1. Literal error-string assertion in test runner. verification key transported inside receipt without independent anchor should be a string equality check in conformance tests, not just PR-body documentation. Conformance regressions on the rejection path are silent otherwise. Worth pinning the exact string in a constant the CLI imports from a single source so a future docs/code drift can't desync it.

2. generate.mjs static-fixture preservation. The MUST-reject bundle covers a spec-gap that the generator shouldn't be authoritative over. If a regenerator pass overwrites the negative fixture, the fixture's value as a regression target collapses. Static-fixture handling is the right call.

One observation worth flagging from the run, separate from this PR: @veritasacta/verify 0.6.0 currently passes the negative fixture (10/10 valid) because the embedded-key rejection logic lands with the draft-02 enforcement work, not in 0.6.0. That's expected per the framing in this thread, and the contrast-pair fixture is exactly the regression target the upcoming enforcement release needs. Worth a one-line note in the README that the negative fixture is "MUST reject in v0.7+ once draft-02 enforcement ships" so a current reader running v0.6.0 doesn't conclude the fixture is wrong.
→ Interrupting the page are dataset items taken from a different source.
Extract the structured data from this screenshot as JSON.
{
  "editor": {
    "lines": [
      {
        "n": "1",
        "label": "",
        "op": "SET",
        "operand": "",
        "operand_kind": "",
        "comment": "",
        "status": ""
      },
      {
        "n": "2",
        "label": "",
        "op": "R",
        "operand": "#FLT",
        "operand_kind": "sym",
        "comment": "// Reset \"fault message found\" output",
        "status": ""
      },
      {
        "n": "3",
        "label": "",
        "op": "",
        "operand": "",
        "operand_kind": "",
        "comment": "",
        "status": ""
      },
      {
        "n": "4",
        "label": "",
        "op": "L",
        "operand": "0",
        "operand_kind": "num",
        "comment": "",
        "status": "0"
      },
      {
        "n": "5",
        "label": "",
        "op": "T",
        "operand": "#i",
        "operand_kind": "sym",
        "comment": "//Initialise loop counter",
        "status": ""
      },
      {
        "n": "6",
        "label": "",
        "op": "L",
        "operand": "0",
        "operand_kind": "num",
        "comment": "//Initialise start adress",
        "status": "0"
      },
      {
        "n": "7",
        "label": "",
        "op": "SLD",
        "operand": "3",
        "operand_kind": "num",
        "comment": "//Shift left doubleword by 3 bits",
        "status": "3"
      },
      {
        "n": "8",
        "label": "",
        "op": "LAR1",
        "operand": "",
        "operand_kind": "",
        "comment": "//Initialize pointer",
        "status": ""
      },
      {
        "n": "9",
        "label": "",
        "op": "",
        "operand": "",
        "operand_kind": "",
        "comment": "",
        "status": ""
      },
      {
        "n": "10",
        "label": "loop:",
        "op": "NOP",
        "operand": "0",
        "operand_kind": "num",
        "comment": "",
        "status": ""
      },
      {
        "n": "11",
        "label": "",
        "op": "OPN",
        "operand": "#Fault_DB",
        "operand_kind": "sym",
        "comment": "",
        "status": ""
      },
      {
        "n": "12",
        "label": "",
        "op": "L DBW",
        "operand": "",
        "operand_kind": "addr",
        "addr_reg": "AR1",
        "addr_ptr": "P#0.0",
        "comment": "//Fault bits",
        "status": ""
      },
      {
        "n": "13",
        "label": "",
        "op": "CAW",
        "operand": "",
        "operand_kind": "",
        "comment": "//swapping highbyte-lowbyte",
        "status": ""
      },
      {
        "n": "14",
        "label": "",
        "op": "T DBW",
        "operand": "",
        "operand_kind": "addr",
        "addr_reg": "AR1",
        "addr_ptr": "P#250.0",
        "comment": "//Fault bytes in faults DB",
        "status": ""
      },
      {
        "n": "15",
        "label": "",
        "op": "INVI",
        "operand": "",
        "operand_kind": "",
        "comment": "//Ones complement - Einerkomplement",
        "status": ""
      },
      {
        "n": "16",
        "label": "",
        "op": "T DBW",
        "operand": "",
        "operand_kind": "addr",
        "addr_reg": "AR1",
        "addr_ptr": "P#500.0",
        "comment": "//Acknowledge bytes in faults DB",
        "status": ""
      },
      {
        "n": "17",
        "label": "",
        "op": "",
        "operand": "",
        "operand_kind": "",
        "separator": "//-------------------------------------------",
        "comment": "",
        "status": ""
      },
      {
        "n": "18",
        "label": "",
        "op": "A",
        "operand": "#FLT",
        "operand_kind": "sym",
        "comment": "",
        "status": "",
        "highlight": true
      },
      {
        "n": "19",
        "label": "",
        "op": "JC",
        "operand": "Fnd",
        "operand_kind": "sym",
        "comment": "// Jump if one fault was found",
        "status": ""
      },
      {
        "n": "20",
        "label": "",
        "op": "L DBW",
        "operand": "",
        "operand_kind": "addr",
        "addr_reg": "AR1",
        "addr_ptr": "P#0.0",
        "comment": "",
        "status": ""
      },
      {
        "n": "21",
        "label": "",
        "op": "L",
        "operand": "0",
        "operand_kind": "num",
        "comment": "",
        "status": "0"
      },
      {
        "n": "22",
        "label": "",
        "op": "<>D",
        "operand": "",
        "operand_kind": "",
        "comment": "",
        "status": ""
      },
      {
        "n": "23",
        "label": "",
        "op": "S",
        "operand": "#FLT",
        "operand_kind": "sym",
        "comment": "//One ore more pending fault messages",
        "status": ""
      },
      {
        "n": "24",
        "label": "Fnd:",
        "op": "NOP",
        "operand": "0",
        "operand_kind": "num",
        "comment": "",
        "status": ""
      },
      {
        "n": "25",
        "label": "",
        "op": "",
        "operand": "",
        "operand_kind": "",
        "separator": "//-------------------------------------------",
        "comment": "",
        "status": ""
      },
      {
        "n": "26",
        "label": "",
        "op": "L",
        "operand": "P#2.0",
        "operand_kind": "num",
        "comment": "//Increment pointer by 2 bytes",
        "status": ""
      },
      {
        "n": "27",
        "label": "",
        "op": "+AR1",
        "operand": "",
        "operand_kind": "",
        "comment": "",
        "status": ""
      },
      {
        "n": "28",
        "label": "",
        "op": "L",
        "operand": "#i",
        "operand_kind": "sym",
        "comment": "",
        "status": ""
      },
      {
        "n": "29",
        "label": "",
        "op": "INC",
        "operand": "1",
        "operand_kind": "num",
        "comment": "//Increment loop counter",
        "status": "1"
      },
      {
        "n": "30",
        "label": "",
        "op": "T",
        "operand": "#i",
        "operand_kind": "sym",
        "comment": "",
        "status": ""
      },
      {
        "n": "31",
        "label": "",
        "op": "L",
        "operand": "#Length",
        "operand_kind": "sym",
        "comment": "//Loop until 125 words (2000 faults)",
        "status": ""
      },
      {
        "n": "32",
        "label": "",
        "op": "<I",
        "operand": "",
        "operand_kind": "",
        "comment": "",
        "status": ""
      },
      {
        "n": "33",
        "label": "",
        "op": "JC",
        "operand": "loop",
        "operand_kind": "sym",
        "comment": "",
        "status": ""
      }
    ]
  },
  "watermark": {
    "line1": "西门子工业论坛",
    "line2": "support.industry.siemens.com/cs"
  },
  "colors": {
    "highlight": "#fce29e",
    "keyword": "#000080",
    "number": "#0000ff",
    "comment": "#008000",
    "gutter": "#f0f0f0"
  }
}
Also flagging: the README example npx @veritasacta/verify ... --jwks test-vectors/keys/aps-ku-cross-verify.jwks fails on the current CLI with jwks_fetch_failed because --jwks expects a URL (HTTP/HTTPS), not a file path. Either the CLI needs to handle file:// and bare paths, or the README example should use a hosted URL. Not blocking this PR, but noting for the 0.7 work.

Approving once the two desiorac items land. The reshape is the right shape.

[desiorac]

@aeoess — confirmed. Both items stand.

README v0.7+ note: correct framing — the negative fixture is a regression target for the enforcement landing, not a test of current behavior. Pinning it to the spec boundary prevents misread by any 0.6.0 consumer running the suite.

--jwks file path: agreed, HTTP-only breaks local development workflows entirely. file:// and bare path handling belong in the 0.7 scope alongside the enforcement work. Worth a separate issue so it does not get absorbed into the draft-02 PR.